When we claim that Christ is our King, we are not making a political statement, but a moral and an eschatological one (a view towards the end times). We are admitting that Christ must rule in our hearts; that because we love God and neighbor, we are committed to certain unchanging truths and actions, to “doing good and avoiding evil” in every part of our life. We are also submitting ourselves to Christ’s judgment. No part of our life, no dark corner of our heart, no private reservations about the faith and how to live it escape His sight. Already in this life, His judgment pricks our conscience (for we are all sinners), and sends us back to the Sacraments, especially the Sacrament of Penance, the font of mercy. In this life, we always have the possibility of repentance, which is also the fruit of His mercy.

Indeed, in claiming Christ as King, we are proclaiming Him as King of Mercy: “Jesus, we trust in you!” We do not approach our king with fear as terrified subjects, but a loving Father who “desires not the death of the sinner,” and who arranges everything to make His overwhelming mercy flow freely in the world. Christ is indeed our judge, but He is on our side! We have only to ask for His mercy, and to desire freedom from our sins, and He will “guide our feet into the way of peace.”

Please feel free to join me in Le Mars at St. Joseph Church for a holy hour and inauguration of Perpetual Adoration in the parish as we conclude this Year of Faith. It will be held on Sunday, Nov. 24 at 1 p.m. I also invite all of you to join me Sunday evening at the Cathedral for the closing Mass for the Year of Faith. Mass will be celebrated at 5 p.m. followed by a Holy Hour and Benediction.

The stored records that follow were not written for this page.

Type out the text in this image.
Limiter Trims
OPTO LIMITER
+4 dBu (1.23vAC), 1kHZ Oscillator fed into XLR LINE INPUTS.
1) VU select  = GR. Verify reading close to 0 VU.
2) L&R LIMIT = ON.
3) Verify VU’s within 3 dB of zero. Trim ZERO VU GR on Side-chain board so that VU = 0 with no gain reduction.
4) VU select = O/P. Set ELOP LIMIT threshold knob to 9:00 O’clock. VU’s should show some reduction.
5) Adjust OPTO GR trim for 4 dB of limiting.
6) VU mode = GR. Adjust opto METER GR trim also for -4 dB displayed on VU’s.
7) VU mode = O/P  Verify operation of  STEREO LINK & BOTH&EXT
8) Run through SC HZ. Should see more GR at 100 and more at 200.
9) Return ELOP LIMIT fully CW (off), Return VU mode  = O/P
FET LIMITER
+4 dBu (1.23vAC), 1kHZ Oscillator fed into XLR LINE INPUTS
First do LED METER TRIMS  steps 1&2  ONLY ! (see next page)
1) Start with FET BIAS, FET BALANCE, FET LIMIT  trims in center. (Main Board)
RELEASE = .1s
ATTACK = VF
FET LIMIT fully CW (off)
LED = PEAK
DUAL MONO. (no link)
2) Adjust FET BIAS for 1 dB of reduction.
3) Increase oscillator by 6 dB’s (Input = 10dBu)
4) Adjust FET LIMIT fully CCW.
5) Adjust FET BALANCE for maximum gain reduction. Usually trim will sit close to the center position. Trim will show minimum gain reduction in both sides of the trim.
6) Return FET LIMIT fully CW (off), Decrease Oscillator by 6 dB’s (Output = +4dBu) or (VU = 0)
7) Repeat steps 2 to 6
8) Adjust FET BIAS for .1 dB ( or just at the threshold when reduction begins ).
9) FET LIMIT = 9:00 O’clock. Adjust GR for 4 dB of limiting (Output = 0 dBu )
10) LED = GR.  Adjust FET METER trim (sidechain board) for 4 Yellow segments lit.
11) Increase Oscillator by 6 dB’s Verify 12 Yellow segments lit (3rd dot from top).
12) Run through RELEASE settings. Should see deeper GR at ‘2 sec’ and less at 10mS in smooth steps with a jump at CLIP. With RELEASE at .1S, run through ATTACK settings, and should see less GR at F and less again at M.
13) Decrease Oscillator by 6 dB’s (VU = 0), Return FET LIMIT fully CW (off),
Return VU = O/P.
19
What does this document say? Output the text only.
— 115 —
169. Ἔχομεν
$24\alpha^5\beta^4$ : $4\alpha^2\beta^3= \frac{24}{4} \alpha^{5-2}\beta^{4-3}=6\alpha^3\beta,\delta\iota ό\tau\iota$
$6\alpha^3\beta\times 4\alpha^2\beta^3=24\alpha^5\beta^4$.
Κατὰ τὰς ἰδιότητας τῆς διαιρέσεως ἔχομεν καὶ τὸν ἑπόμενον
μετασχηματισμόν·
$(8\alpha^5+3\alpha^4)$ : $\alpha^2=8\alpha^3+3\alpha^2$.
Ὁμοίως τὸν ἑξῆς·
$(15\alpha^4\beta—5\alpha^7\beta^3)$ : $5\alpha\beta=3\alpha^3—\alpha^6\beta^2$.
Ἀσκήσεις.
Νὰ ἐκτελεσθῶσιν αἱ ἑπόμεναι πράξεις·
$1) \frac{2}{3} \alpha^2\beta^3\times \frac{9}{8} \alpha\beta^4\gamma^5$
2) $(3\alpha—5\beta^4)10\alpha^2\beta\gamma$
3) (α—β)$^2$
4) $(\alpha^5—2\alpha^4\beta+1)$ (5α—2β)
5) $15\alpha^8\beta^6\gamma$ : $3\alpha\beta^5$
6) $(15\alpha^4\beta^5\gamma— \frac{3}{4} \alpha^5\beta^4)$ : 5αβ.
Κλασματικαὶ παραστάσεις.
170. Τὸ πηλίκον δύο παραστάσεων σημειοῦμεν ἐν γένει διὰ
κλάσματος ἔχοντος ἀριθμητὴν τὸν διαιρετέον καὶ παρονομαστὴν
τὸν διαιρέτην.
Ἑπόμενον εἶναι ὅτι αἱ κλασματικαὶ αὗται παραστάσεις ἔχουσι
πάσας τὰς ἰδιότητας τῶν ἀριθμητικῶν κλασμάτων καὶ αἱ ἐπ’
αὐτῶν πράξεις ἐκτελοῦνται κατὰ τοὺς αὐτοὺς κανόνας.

Questionnaire on Marriage and Family

As many of you have heard, bishops throughout the world have been asked to consult their people regarding marriage and the family in preparation for special meetings in Rome to be held in October 2014 and again in the year 2015. A questionnaire has been developed to seek the input of clergy, consecrated persons and laity.

You can respond to the questionnaire by following this link on our diocesan website: I invite all who are interested to take time to respond to all the questions in the survey or to the questions that you feel comfortable answering (some questions are very complicated and require a certain theological background). Please complete and return the survey as soon as possible, but no later than Wednesday, Dec. 18, so that I have time to process the answers and send them to the United States Conference of Catholic Bishops. From there they will be forwarded on to the Holy Father.

I would just like all of us to understand that despite secular media claims that Church teaching might change regarding marriage, the whole point of this exchange is to help us better appreciate the beauty and reasoning behind the Church’s understanding of marriage and family life. We all know that marriage and the family are under extreme pressure these days, so please continue to pray for married couples, those preparing for marriage and for the strengthening of our families.

Please pray for me, and for all the needs of our diocese, just as I pray for all of you. Please continue to pray also for the victims of the terrible storm in the Philippines and Vietnam, for the repose of the souls of the dead and for the ease of suffering of the living; and that help from the rest of the world will continue to arrive quickly. We have so much to be thankful for in our own corner of the world. May our experience of Christ’s gentle mercy increase our compassion and charity.

Your brother in Christ,

Most Reverend R. Walker Nickless
Bishop of Sioux City

PS: The Denver Broncos are forging ahead (sorry Kansas City Chiefs fans)!